2023-09-11 22:37:50 作者:喂,伱的貞操丟了


I've been researching on finding an efficient solution to this. I've looked into diffing engines (google's diff-match-patch, python's diff) and some some longest common chain algorithms.


I was hoping on getting you guys suggestions on how to solve this issue. Any algorithm or library in particular you would like to recommend?




I don't know what "longest common [[chain? substring?]]" has to do with "percent difference", especially after seeing in a comment that you expect a very small % difference between two strings that differ by one character in the middle (so their longest common substring is about one half of the strings' length).
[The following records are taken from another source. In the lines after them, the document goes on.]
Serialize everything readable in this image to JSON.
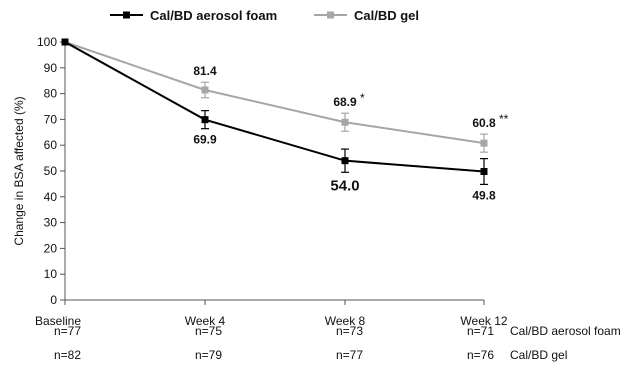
{
  "chart_data": {
    "type": "line",
    "categories": [
      "Baseline",
      "Week 4",
      "Week 8",
      "Week 12"
    ],
    "ylabel": "Change in BSA affected (%)",
    "ylim": [
      0,
      100
    ],
    "yticks": [
      0,
      10,
      20,
      30,
      40,
      50,
      60,
      70,
      80,
      90,
      100
    ],
    "legend_position": "top",
    "series": [
      {
        "name": "Cal/BD aerosol foam",
        "color": "#000000",
        "values": [
          100,
          69.9,
          54.0,
          49.8
        ],
        "errors": [
          0,
          3.5,
          4.5,
          5.0
        ],
        "labels": [
          "",
          "69.9",
          "54.0",
          "49.8"
        ],
        "label_pos": [
          "",
          "below",
          "below",
          "below"
        ],
        "n": [
          "n=77",
          "n=75",
          "n=73",
          "n=71"
        ]
      },
      {
        "name": "Cal/BD gel",
        "color": "#a6a6a6",
        "values": [
          100,
          81.4,
          68.9,
          60.8
        ],
        "errors": [
          0,
          3.0,
          3.5,
          3.5
        ],
        "labels": [
          "",
          "81.4",
          "68.9",
          "60.8"
        ],
        "label_pos": [
          "",
          "above",
          "above",
          "above"
        ],
        "significance": [
          "",
          "",
          "*",
          "**"
        ],
        "n": [
          "n=82",
          "n=79",
          "n=77",
          "n=76"
        ]
      }
    ]
  }
}
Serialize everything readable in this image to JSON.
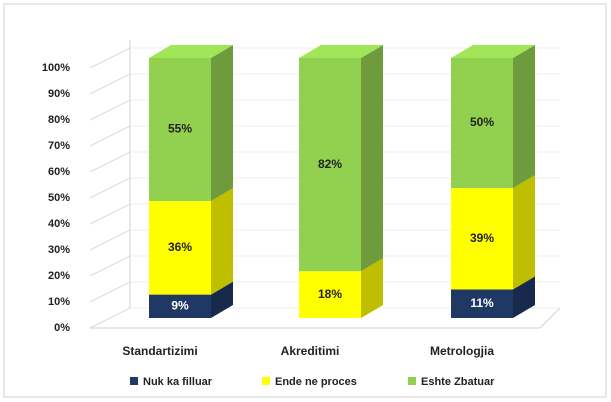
{
  "chart_data": {
    "type": "bar3d_stacked",
    "categories": [
      "Standartizimi",
      "Akreditimi",
      "Metrologjia"
    ],
    "series": [
      {
        "name": "Nuk ka filluar",
        "color": "#1f3864",
        "values": [
          9,
          0,
          11
        ],
        "value_labels": [
          "9%",
          null,
          "11%"
        ]
      },
      {
        "name": "Ende ne proces",
        "color": "#ffff00",
        "values": [
          36,
          18,
          39
        ],
        "value_labels": [
          "36%",
          "18%",
          "39%"
        ]
      },
      {
        "name": "Eshte Zbatuar",
        "color": "#92d050",
        "values": [
          55,
          82,
          50
        ],
        "value_labels": [
          "55%",
          "82%",
          "50%"
        ]
      }
    ],
    "ylim": [
      0,
      100
    ],
    "yticks": [
      {
        "value": 0,
        "label": "0%"
      },
      {
        "value": 10,
        "label": "10%"
      },
      {
        "value": 20,
        "label": "20%"
      },
      {
        "value": 30,
        "label": "30%"
      },
      {
        "value": 40,
        "label": "40%"
      },
      {
        "value": 50,
        "label": "50%"
      },
      {
        "value": 60,
        "label": "60%"
      },
      {
        "value": 70,
        "label": "70%"
      },
      {
        "value": 80,
        "label": "80%"
      },
      {
        "value": 90,
        "label": "90%"
      },
      {
        "value": 100,
        "label": "100%"
      }
    ],
    "grid": true,
    "legend": "bottom"
  }
}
忽略了时间最长的共同的陌生感和定义百分比差异为由最大长度划分的字符串(时间,当然100 ;-),怎么样的编辑距离:

Ignoring the "longest common" strangeness, and defining "percent difference" as the edit distance between the strings divided by the max length (times 100 of course;-), what about:

def levenshtein_distance(first, second):
    """Find the Levenshtein distance between two strings."""
    if len(first) > len(second):
        first, second = second, first
    if len(second) == 0:
        return len(first)
    first_length = len(first) + 1
    second_length = len(second) + 1
    distance_matrix = [[0] * second_length for x in range(first_length)]
    for i in range(first_length):
       distance_matrix[i][0] = i
    for j in range(second_length):
    for i in xrange(1, first_length):
        for j in range(1, second_length):
            deletion = distance_matrix[i-1][j] + 1
            insertion = distance_matrix[i][j-1] + 1
            substitution = distance_matrix[i-1][j-1]
            if first[i-1] != second[j-1]:
                substitution += 1
            distance_matrix[i][j] = min(insertion, deletion, substitution)
    return distance_matrix[first_length-1][second_length-1]

def percent_diff(first, second):
    return 100*levenshtein_distance(a, b) / float(max(len(a), len(b)))

a = "the quick brown fox"
b = "the quick vrown fox"
print '%.2f' % percent_diff(a, b)


The Levenshtein function is from Stavros' blog. The result in this case would be 5.26 (percent difference).